Despite low demand in Greece in the ongoing shoulder season, market participants have reported strong trade and offer levels in the past week. The region had been primarily relying on pipeline natural gas in recent weeks, as importing LNG became uneconomic in a period of high LNG prices and healthy gas availability.

“Power prices are high, so there is is big generation from gas power plants,” a Mediterranean-based trader said.

However, with TurkStream gas pipeline maintenance scheduled for the first week of June, Greece could need to secure some volumes to compensate for the losses expected to kick in, according to market sources.

“Turkstream has a maintenance planned for early June, so no Russian gas during those days,” the trader said.

Moreover, there are also some technical constraints reported from the Sidirokastro entry point, which could be aiding bullishness sentiment in Greece as it tries to secure the molecule from alternative sources.

Sidirokastro is the entry point for the gas distributed through Bulgaria, including gas imported from Russia through the TurkStream pipeline.

The system is short, volumes from Sidirokastro are being interrupted too often because of technical constrains so they need to secure gas from another source too,” the trader added.

Additionally, the Red Sea restrictions persist, which has elevated the prices in the East Mediterranean region. Greece is having to compete with regions like Italy, Turkey and Egypt, which have some of the strongest bids in the whole of Europe, according to market sources. In fact, Italy is one of the few markets in Europe which has not been priced out and is still seeing an uptick in LNG imports year-on-year.

This price competition could compel Greece to purchase LNG at a higher price level, despite the overall demand bearishness in the region.

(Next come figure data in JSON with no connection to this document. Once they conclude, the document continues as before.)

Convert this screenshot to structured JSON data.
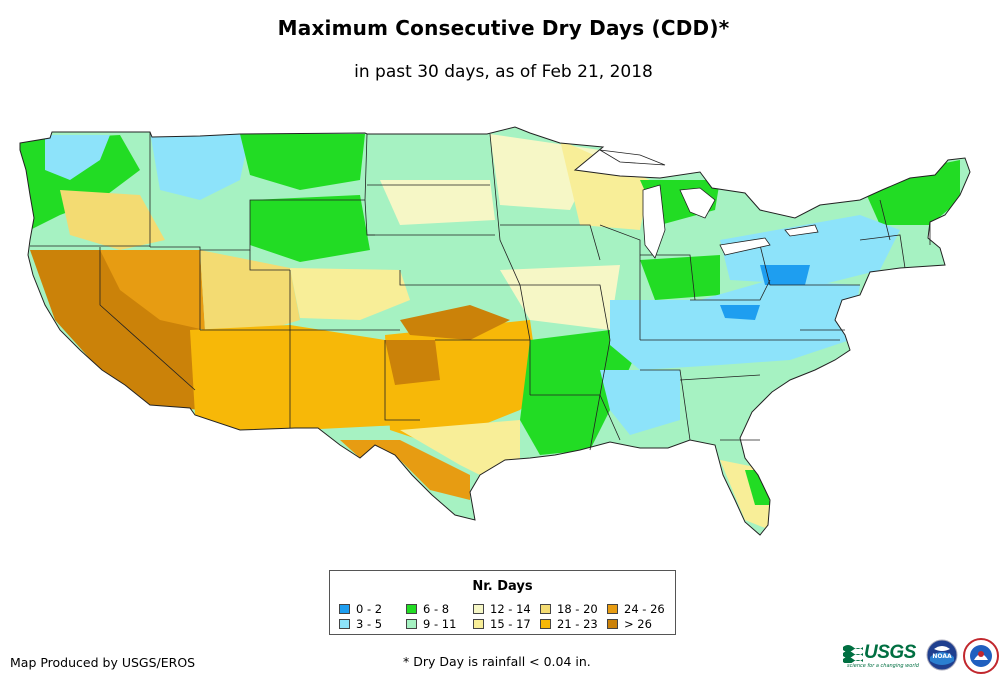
{
  "title": "Maximum Consecutive Dry Days (CDD)*",
  "subtitle": "in past 30 days, as of Feb 21, 2018",
  "legend": {
    "title": "Nr. Days",
    "items": [
      {
        "label": "0 - 2",
        "color": "#1e9ef0"
      },
      {
        "label": "3 - 5",
        "color": "#8de3fa"
      },
      {
        "label": "6 - 8",
        "color": "#22dc24"
      },
      {
        "label": "9 - 11",
        "color": "#a6f2c2"
      },
      {
        "label": "12 - 14",
        "color": "#f6f7c6"
      },
      {
        "label": "15 - 17",
        "color": "#f8ee98"
      },
      {
        "label": "18 - 20",
        "color": "#f3db72"
      },
      {
        "label": "21 - 23",
        "color": "#f7b808"
      },
      {
        "label": "24 - 26",
        "color": "#e79c12"
      },
      {
        "label": "> 26",
        "color": "#cb8209"
      }
    ]
  },
  "footer": {
    "credit": "Map Produced by USGS/EROS",
    "note": "* Dry Day is rainfall < 0.04 in."
  },
  "logos": {
    "usgs_text": "USGS",
    "usgs_tagline": "science for a changing world",
    "noaa_text": "NOAA"
  }
}
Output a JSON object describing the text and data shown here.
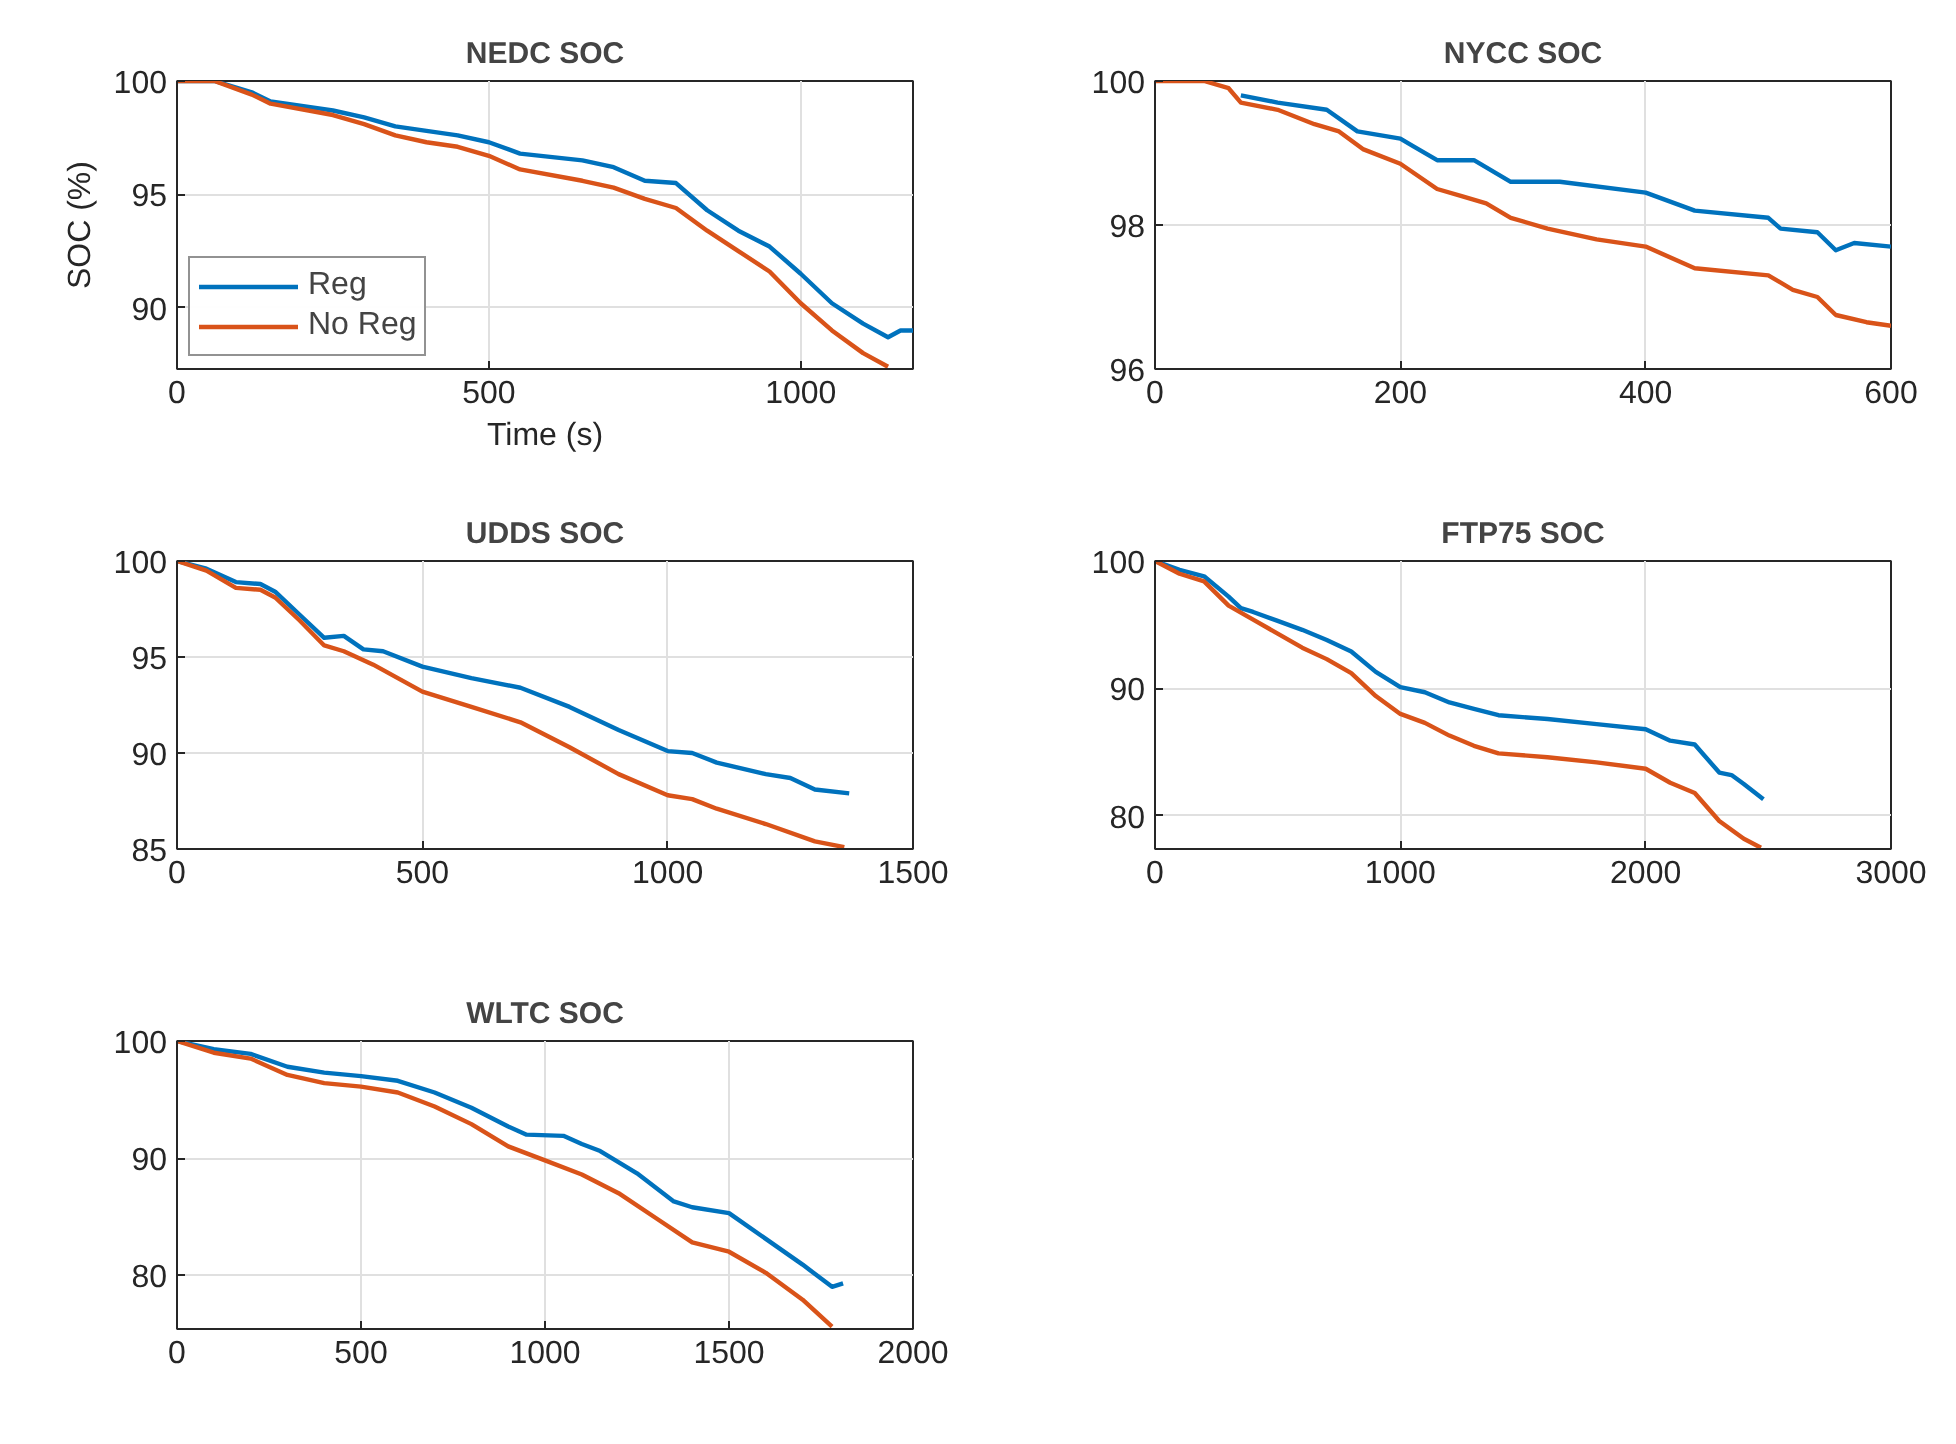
{
  "chart_data": [
    {
      "type": "line",
      "title": "NEDC SOC",
      "xlabel": "Time (s)",
      "ylabel": "SOC (%)",
      "xlim": [
        0,
        1180
      ],
      "ylim": [
        87.3,
        100
      ],
      "xticks": [
        0,
        500,
        1000
      ],
      "yticks": [
        90,
        95,
        100
      ],
      "grid": true,
      "legend": "bottom left",
      "series": [
        {
          "name": "Reg",
          "color": "#0072bd",
          "x": [
            0,
            60,
            120,
            150,
            250,
            300,
            350,
            400,
            450,
            500,
            550,
            650,
            700,
            750,
            800,
            850,
            900,
            950,
            1000,
            1050,
            1100,
            1140,
            1160,
            1180
          ],
          "values": [
            100,
            100,
            99.5,
            99.1,
            98.7,
            98.4,
            98.0,
            97.8,
            97.6,
            97.3,
            96.8,
            96.5,
            96.2,
            95.6,
            95.5,
            94.3,
            93.4,
            92.7,
            91.5,
            90.2,
            89.3,
            88.7,
            89.0,
            89.0
          ]
        },
        {
          "name": "No Reg",
          "color": "#d95319",
          "x": [
            0,
            60,
            120,
            150,
            250,
            300,
            350,
            400,
            450,
            500,
            550,
            650,
            700,
            750,
            800,
            850,
            900,
            950,
            1000,
            1050,
            1100,
            1140
          ],
          "values": [
            100,
            100,
            99.4,
            99.0,
            98.5,
            98.1,
            97.6,
            97.3,
            97.1,
            96.7,
            96.1,
            95.6,
            95.3,
            94.8,
            94.4,
            93.4,
            92.5,
            91.6,
            90.2,
            89.0,
            88.0,
            87.4
          ]
        }
      ]
    },
    {
      "type": "line",
      "title": "NYCC SOC",
      "xlim": [
        0,
        600
      ],
      "ylim": [
        96,
        100
      ],
      "xticks": [
        0,
        200,
        400,
        600
      ],
      "yticks": [
        96,
        98,
        100
      ],
      "grid": true,
      "series": [
        {
          "color": "#0072bd",
          "x": [
            70,
            100,
            140,
            165,
            200,
            210,
            230,
            260,
            290,
            330,
            400,
            440,
            500,
            510,
            540,
            555,
            570,
            600
          ],
          "values": [
            99.8,
            99.7,
            99.6,
            99.3,
            99.2,
            99.1,
            98.9,
            98.9,
            98.6,
            98.6,
            98.45,
            98.2,
            98.1,
            97.95,
            97.9,
            97.65,
            97.75,
            97.7
          ]
        },
        {
          "color": "#d95319",
          "x": [
            0,
            40,
            60,
            70,
            100,
            130,
            150,
            170,
            200,
            230,
            250,
            270,
            290,
            320,
            360,
            400,
            440,
            500,
            520,
            540,
            555,
            580,
            600
          ],
          "values": [
            100,
            100,
            99.9,
            99.7,
            99.6,
            99.4,
            99.3,
            99.05,
            98.85,
            98.5,
            98.4,
            98.3,
            98.1,
            97.95,
            97.8,
            97.7,
            97.4,
            97.3,
            97.1,
            97.0,
            96.75,
            96.65,
            96.6
          ]
        }
      ]
    },
    {
      "type": "line",
      "title": "UDDS SOC",
      "xlim": [
        0,
        1500
      ],
      "ylim": [
        85,
        100
      ],
      "xticks": [
        0,
        500,
        1000,
        1500
      ],
      "yticks": [
        85,
        90,
        95,
        100
      ],
      "grid": true,
      "series": [
        {
          "color": "#0072bd",
          "x": [
            0,
            60,
            120,
            170,
            200,
            250,
            300,
            340,
            380,
            420,
            500,
            600,
            700,
            800,
            900,
            1000,
            1050,
            1100,
            1200,
            1250,
            1300,
            1370
          ],
          "values": [
            100,
            99.6,
            98.9,
            98.8,
            98.4,
            97.2,
            96.0,
            96.1,
            95.4,
            95.3,
            94.5,
            93.9,
            93.4,
            92.4,
            91.2,
            90.1,
            90.0,
            89.5,
            88.9,
            88.7,
            88.1,
            87.9
          ]
        },
        {
          "color": "#d95319",
          "x": [
            0,
            60,
            120,
            170,
            200,
            250,
            300,
            340,
            400,
            500,
            600,
            700,
            800,
            900,
            1000,
            1050,
            1100,
            1200,
            1300,
            1360
          ],
          "values": [
            100,
            99.5,
            98.6,
            98.5,
            98.1,
            96.9,
            95.6,
            95.3,
            94.6,
            93.2,
            92.4,
            91.6,
            90.3,
            88.9,
            87.8,
            87.6,
            87.1,
            86.3,
            85.4,
            85.1
          ]
        }
      ]
    },
    {
      "type": "line",
      "title": "FTP75 SOC",
      "xlim": [
        0,
        3000
      ],
      "ylim": [
        77.4,
        100
      ],
      "xticks": [
        0,
        1000,
        2000,
        3000
      ],
      "yticks": [
        80,
        90,
        100
      ],
      "grid": true,
      "series": [
        {
          "color": "#0072bd",
          "x": [
            0,
            100,
            200,
            300,
            350,
            400,
            500,
            600,
            700,
            800,
            900,
            1000,
            1100,
            1200,
            1300,
            1400,
            1600,
            1800,
            2000,
            2100,
            2200,
            2300,
            2350,
            2400,
            2480
          ],
          "values": [
            100,
            99.3,
            98.8,
            97.2,
            96.3,
            96.0,
            95.3,
            94.6,
            93.8,
            92.9,
            91.3,
            90.1,
            89.7,
            88.9,
            88.4,
            87.9,
            87.6,
            87.2,
            86.8,
            85.9,
            85.6,
            83.4,
            83.2,
            82.5,
            81.3
          ]
        },
        {
          "color": "#d95319",
          "x": [
            0,
            100,
            200,
            300,
            400,
            500,
            600,
            700,
            800,
            900,
            1000,
            1100,
            1200,
            1300,
            1400,
            1600,
            1800,
            2000,
            2100,
            2200,
            2300,
            2400,
            2470
          ],
          "values": [
            100,
            99.0,
            98.4,
            96.5,
            95.4,
            94.3,
            93.2,
            92.3,
            91.2,
            89.4,
            88.0,
            87.3,
            86.3,
            85.5,
            84.9,
            84.6,
            84.2,
            83.7,
            82.6,
            81.8,
            79.6,
            78.2,
            77.5
          ]
        }
      ]
    },
    {
      "type": "line",
      "title": "WLTC SOC",
      "xlim": [
        0,
        2000
      ],
      "ylim": [
        75.4,
        100
      ],
      "xticks": [
        0,
        500,
        1000,
        1500,
        2000
      ],
      "yticks": [
        80,
        90,
        100
      ],
      "grid": true,
      "series": [
        {
          "color": "#0072bd",
          "x": [
            0,
            100,
            200,
            300,
            400,
            500,
            600,
            700,
            800,
            900,
            950,
            1050,
            1100,
            1150,
            1250,
            1350,
            1400,
            1500,
            1600,
            1700,
            1780,
            1810
          ],
          "values": [
            100,
            99.3,
            98.9,
            97.8,
            97.3,
            97.0,
            96.6,
            95.6,
            94.3,
            92.7,
            92.0,
            91.9,
            91.2,
            90.6,
            88.7,
            86.3,
            85.8,
            85.3,
            83.1,
            80.9,
            79.0,
            79.3
          ]
        },
        {
          "color": "#d95319",
          "x": [
            0,
            100,
            200,
            300,
            400,
            500,
            600,
            700,
            800,
            900,
            1000,
            1100,
            1200,
            1300,
            1400,
            1500,
            1600,
            1700,
            1780
          ],
          "values": [
            100,
            99.0,
            98.5,
            97.1,
            96.4,
            96.1,
            95.6,
            94.4,
            92.9,
            91.0,
            89.8,
            88.6,
            87.0,
            84.9,
            82.8,
            82.0,
            80.2,
            77.9,
            75.6
          ]
        }
      ]
    }
  ]
}
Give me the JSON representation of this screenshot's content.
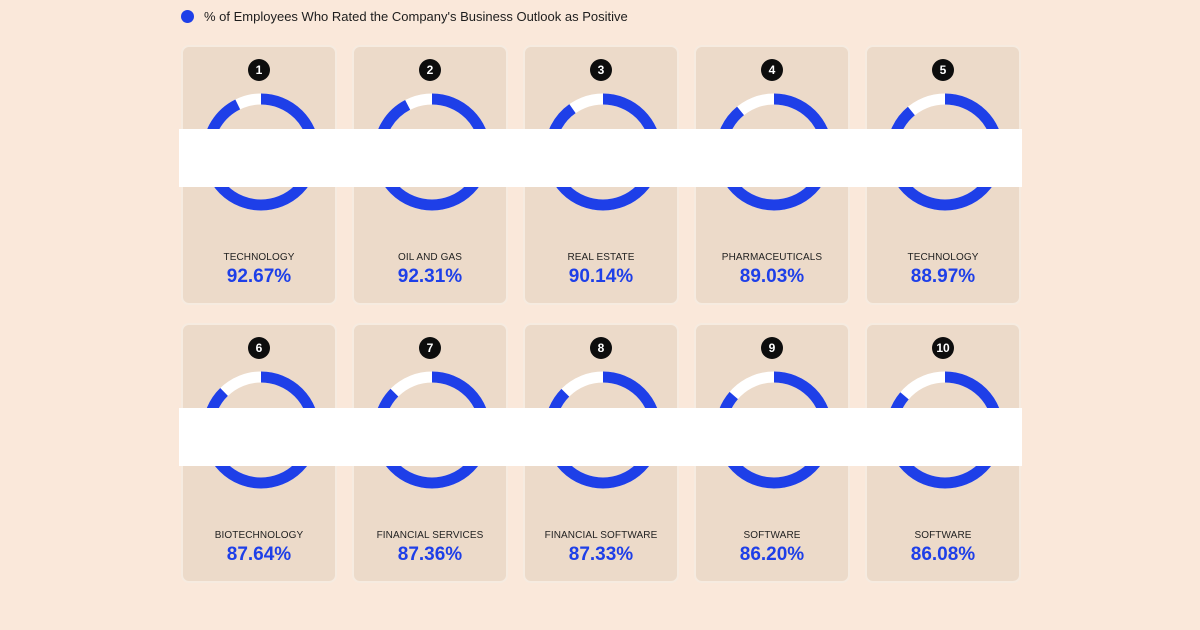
{
  "legend": {
    "label": "% of Employees Who Rated the Company's Business Outlook as Positive",
    "color": "#1e3fe8"
  },
  "colors": {
    "accent": "#1e3fe8",
    "remainder": "#ffffff",
    "card_bg": "#ecdac9",
    "page_bg": "#fae8da"
  },
  "chart_data": {
    "type": "pie",
    "categories": [
      "TECHNOLOGY",
      "OIL AND GAS",
      "REAL ESTATE",
      "PHARMACEUTICALS",
      "TECHNOLOGY",
      "BIOTECHNOLOGY",
      "FINANCIAL SERVICES",
      "FINANCIAL SOFTWARE",
      "SOFTWARE",
      "SOFTWARE"
    ],
    "ranks": [
      "1",
      "2",
      "3",
      "4",
      "5",
      "6",
      "7",
      "8",
      "9",
      "10"
    ],
    "values": [
      92.67,
      92.31,
      90.14,
      89.03,
      88.97,
      87.64,
      87.36,
      87.33,
      86.2,
      86.08
    ],
    "labels": [
      "92.67%",
      "92.31%",
      "90.14%",
      "89.03%",
      "88.97%",
      "87.64%",
      "87.36%",
      "87.33%",
      "86.20%",
      "86.08%"
    ],
    "series": [
      {
        "name": "% of Employees Who Rated the Company's Business Outlook as Positive",
        "values": [
          92.67,
          92.31,
          90.14,
          89.03,
          88.97,
          87.64,
          87.36,
          87.33,
          86.2,
          86.08
        ]
      }
    ]
  }
}
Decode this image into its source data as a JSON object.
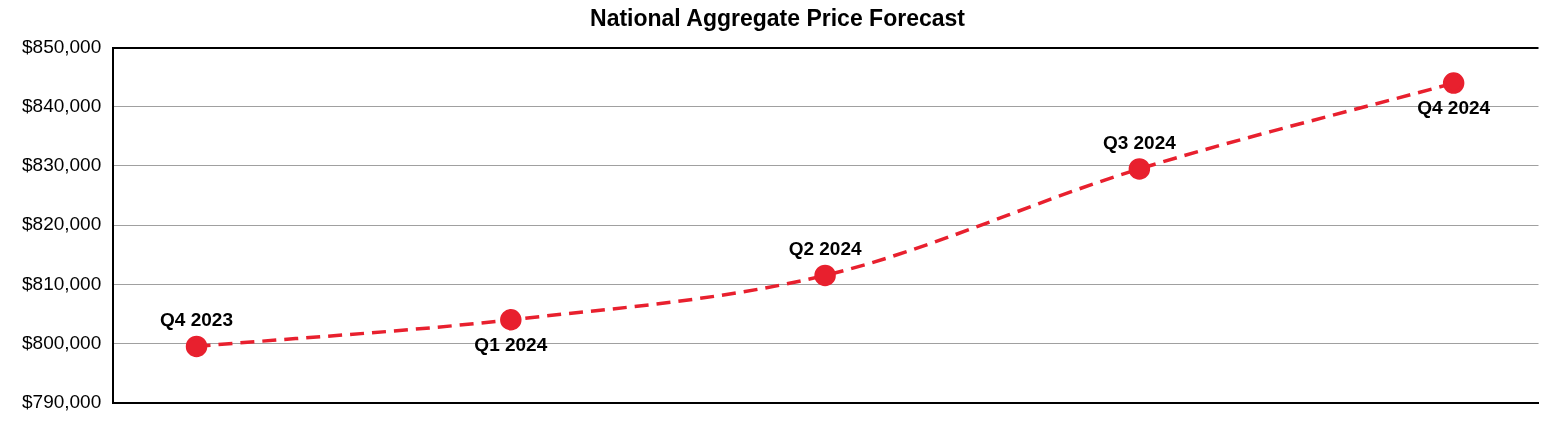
{
  "chart_data": {
    "type": "line",
    "title": "National Aggregate Price Forecast",
    "categories": [
      "Q4 2023",
      "Q1 2024",
      "Q2 2024",
      "Q3 2024",
      "Q4 2024"
    ],
    "series": [
      {
        "color": "#e8202e",
        "values": [
          799500,
          804000,
          811500,
          829500,
          844000
        ]
      }
    ],
    "ylim": [
      790000,
      850000
    ],
    "yticks": [
      {
        "value": 790000,
        "label": "$790,000"
      },
      {
        "value": 800000,
        "label": "$800,000"
      },
      {
        "value": 810000,
        "label": "$810,000"
      },
      {
        "value": 820000,
        "label": "$820,000"
      },
      {
        "value": 830000,
        "label": "$830,000"
      },
      {
        "value": 840000,
        "label": "$840,000"
      },
      {
        "value": 850000,
        "label": "$850,000"
      }
    ],
    "grid": "y",
    "legend": false,
    "marker": "circle",
    "line_style": "dashed",
    "tick_labels": "y"
  }
}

It’s because of the Suez Canal closure,” an Atlantic-based trading analyst said. “Greece, Turkey, Jordan, Egypt must be trading at a strong premium [to TTF].”

Despite an overall uptick in price levels and demand, LNG imports were still below the initially expected volumes.

According to Desfa’s Annual LNG Unloading Plan, players in Greece had originally intended to import around four cargoes in May, but the cargo number was lowered to two in later revisions, reducing the total imports from 2.317 TWh to 1 TWh.

Mytilineos and PPC were expected to import 0.5 TWh of LNG each on May 12 and May 14, respectively, flowed by 0.317 TWh from MET on May 16 and another 1 TWh from Elpedison on May 26. In a subsequent revision of the plan, the cargo scheduled for May 16 was cancelled. Later, the May 12 delivery was revised down to 0.02 TWh and May 26 delivery was revised down to 0.5 TWh. Subsequently, May 14 delivery was also cancelled.

Platts, part of S&P Global Commodity Insights, assessed LNG DES East Mediterranean Marker for July delivery at $9.849/MMBtu on May 16, at a premium of 5 cents/MMBtu to July TTF hub futures price and 20 cents/MMBtu premium to DES Northwest Europe.